The children find lock downs much more traumatic than fire drills. They are emotional and frightening. The children understand why they are held. But, it is hard to deride them for being hysterical. No American school was ever bombed in an air raid. The last time a nuclear bomb was launched in anger was in 1945 and a duck and cover routine wouldn't have made a nuclear any better. Violent acts in or near a school that makes a lock down the best knee jerk response happen someplace in the nation almost every year, sometimes multiple times. And, while Columbine shocked the nation, in part because no one thought that such a tragedy could happen in a suburban middle class school, the Denver Public Schools are, to be perfectly honest, the kind of place where everyone expects something like that to happen.
Who can blame them? One of the consequences of the fact that I read the newspaper every day, closely, is that my Denver is full of ghosts. This Wild Oats is the place where an estranged husband shot and killed his wife. This Korean grocery store parking lot is where a young man active in his church was killed trying to break up a fight. This K-mart is where a man who didn't get a job and went off his meds killed a woman and wounded another. This Safeway warehouse is where a young man who felt he was being discriminated against went amok. It could happen here, if not at my children's elementary school, at another one down the road.
I'm not convinced that practicing for these events will save any lives when an event like Columbine happens. The perpetrators will probably be aware of the anticipated response and use it to their own advantage.

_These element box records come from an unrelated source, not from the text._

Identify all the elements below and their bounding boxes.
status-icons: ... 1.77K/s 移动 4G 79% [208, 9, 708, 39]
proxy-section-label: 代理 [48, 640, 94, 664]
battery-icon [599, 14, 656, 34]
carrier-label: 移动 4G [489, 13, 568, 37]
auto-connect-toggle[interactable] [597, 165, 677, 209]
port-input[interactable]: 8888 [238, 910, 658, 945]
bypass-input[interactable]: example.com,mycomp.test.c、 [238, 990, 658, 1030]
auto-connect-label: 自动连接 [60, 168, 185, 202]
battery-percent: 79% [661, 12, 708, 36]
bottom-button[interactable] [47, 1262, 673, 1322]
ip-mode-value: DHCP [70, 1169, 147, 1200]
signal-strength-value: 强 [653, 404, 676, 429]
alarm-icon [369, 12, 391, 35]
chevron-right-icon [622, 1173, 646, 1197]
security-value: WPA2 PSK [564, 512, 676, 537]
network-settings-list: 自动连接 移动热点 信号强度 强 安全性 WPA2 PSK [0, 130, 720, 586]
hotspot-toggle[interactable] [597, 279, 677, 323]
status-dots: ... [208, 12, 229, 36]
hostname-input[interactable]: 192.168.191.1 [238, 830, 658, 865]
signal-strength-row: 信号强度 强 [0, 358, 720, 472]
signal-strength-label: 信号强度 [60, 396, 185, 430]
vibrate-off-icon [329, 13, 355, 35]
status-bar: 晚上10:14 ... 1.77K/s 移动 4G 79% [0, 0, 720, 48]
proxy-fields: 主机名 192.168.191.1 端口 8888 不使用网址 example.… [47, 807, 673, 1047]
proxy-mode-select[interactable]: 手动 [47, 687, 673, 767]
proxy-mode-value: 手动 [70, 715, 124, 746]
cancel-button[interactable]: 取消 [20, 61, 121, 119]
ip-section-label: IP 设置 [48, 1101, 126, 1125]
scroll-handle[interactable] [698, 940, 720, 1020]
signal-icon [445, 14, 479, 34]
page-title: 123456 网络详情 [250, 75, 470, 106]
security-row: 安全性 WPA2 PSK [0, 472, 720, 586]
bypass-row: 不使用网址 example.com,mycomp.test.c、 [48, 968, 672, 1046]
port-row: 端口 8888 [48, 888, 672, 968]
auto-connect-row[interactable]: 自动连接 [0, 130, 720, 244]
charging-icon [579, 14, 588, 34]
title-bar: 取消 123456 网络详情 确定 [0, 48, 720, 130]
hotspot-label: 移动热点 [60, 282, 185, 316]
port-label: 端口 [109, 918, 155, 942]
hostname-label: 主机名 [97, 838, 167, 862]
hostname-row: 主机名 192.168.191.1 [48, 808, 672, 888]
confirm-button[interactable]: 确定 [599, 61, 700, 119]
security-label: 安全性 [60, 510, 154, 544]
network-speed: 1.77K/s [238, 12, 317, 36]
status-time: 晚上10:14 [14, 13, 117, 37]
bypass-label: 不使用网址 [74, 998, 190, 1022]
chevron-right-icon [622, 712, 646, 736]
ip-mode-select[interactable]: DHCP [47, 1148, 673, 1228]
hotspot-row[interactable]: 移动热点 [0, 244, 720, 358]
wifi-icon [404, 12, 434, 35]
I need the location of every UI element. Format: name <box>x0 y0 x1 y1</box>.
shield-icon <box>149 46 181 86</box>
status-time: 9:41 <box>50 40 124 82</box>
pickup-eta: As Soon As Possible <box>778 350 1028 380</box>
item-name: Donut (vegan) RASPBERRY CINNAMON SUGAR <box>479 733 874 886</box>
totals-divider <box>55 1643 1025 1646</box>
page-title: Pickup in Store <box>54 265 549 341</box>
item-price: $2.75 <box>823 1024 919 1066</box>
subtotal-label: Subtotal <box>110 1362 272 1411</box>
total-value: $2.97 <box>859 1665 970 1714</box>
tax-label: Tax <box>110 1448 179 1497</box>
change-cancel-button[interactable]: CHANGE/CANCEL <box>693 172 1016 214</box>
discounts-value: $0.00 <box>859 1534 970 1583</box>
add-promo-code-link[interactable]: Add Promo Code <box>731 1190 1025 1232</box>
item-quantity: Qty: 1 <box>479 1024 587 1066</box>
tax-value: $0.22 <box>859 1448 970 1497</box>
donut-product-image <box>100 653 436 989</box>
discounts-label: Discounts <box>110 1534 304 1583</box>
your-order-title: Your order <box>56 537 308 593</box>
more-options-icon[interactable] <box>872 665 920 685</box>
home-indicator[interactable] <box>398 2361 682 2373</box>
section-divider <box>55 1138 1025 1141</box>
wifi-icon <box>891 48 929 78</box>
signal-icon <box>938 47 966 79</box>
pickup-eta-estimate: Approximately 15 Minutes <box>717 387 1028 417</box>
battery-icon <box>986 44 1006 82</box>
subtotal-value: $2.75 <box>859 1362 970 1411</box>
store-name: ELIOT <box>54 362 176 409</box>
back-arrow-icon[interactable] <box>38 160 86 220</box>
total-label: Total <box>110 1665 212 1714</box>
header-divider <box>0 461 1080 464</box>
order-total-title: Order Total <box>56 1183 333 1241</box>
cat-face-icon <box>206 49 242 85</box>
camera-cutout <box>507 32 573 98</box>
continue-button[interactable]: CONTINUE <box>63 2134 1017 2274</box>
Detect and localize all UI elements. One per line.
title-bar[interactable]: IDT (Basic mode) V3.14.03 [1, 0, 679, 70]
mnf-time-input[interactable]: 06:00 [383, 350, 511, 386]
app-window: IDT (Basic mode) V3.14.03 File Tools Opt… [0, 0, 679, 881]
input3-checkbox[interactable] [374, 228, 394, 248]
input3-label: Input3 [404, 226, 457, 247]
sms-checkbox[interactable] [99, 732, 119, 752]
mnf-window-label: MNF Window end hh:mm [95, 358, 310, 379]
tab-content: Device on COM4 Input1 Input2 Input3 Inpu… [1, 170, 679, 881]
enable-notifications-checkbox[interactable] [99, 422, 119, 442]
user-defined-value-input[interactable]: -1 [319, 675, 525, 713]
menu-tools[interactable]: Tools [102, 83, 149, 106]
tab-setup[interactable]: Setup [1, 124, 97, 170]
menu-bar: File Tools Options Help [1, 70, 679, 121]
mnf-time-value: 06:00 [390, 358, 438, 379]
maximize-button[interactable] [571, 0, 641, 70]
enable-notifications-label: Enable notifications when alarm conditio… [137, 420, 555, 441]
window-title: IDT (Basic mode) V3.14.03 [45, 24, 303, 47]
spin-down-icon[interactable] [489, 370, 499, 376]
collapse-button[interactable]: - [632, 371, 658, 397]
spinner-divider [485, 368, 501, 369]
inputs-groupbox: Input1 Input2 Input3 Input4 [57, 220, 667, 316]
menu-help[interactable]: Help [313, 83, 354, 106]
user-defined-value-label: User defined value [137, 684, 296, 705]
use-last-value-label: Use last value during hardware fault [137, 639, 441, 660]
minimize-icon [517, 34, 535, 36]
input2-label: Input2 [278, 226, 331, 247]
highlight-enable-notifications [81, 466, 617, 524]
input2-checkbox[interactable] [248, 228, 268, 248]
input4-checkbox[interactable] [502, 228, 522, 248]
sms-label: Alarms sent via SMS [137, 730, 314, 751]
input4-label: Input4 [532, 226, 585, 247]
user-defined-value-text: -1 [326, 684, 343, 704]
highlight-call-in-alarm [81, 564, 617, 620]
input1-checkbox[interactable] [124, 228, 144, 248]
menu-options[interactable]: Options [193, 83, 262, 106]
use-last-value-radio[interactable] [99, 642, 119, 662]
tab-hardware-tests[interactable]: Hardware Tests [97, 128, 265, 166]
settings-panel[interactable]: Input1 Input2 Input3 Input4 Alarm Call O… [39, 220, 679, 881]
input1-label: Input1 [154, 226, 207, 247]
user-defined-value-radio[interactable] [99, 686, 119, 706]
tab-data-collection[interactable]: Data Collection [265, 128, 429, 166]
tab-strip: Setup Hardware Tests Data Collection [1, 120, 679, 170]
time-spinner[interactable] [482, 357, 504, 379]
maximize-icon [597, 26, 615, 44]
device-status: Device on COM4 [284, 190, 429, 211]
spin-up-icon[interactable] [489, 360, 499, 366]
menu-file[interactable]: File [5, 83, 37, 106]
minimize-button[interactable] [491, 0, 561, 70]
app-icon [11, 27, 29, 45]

But, I can understood the instinct that drives lock downs, and it is generally a good one.
While no one can know when or where or precisely how one will happen next, maniacs who threaten public gatherings with weapons are a predictable tragedy. When you know that a threat exists, even if you are only fuzzy about the details, reasonsible community leaders take action to prepare as best they can for the threat. In this case, this means holding lock down drills. This is better than the response the system makes to a great many other predictable tragedies, like drop outs on a the jailhouse track, which is to do little or nothing.
Still, in this case, a lot of children have to endure a lot of system inflicted fear, which may do harm of its own, to be prepared for something that almost never happens in any individual school. This is a high price to pay for benefits which aren't very well established.
Cross Posted at Colorado Confidential.
I had a friend who is a Denver Public School teacher. During the week or two after Columbine, the school district suffered from a number of copycat threats which weren't covered in the press, and the elementary schools were in lock-down for several days. He described how horrible it was to teach in those conditions of day-long lock-downs.
Someone at a school told me that lockdowns are a legacy Columbine, but they were the idea of Roy Romer, although I haven't done the research to see if that's true. When I worked at a school, we practiced lockdowns. By high school, they're kind of fun. Even at elementary school, they become just another thing you do, like fire drills. Maybe they're scary at first, but they become routine, even at the elementary level.
I serve on the accountability committee at my son's school, and I did a spot security check which revealed that they have decent security. However, at the high school in our town, there are so many unmanned entrances and exits that it is highly vulnerable. They didn't seem to be too concerned. At the middle school, I have to get a pass to enter the school. At the high school, I stopped bothering to check in when I volunteered because no one ever asked me for a pass. But probably nothing will ever happen at that school either.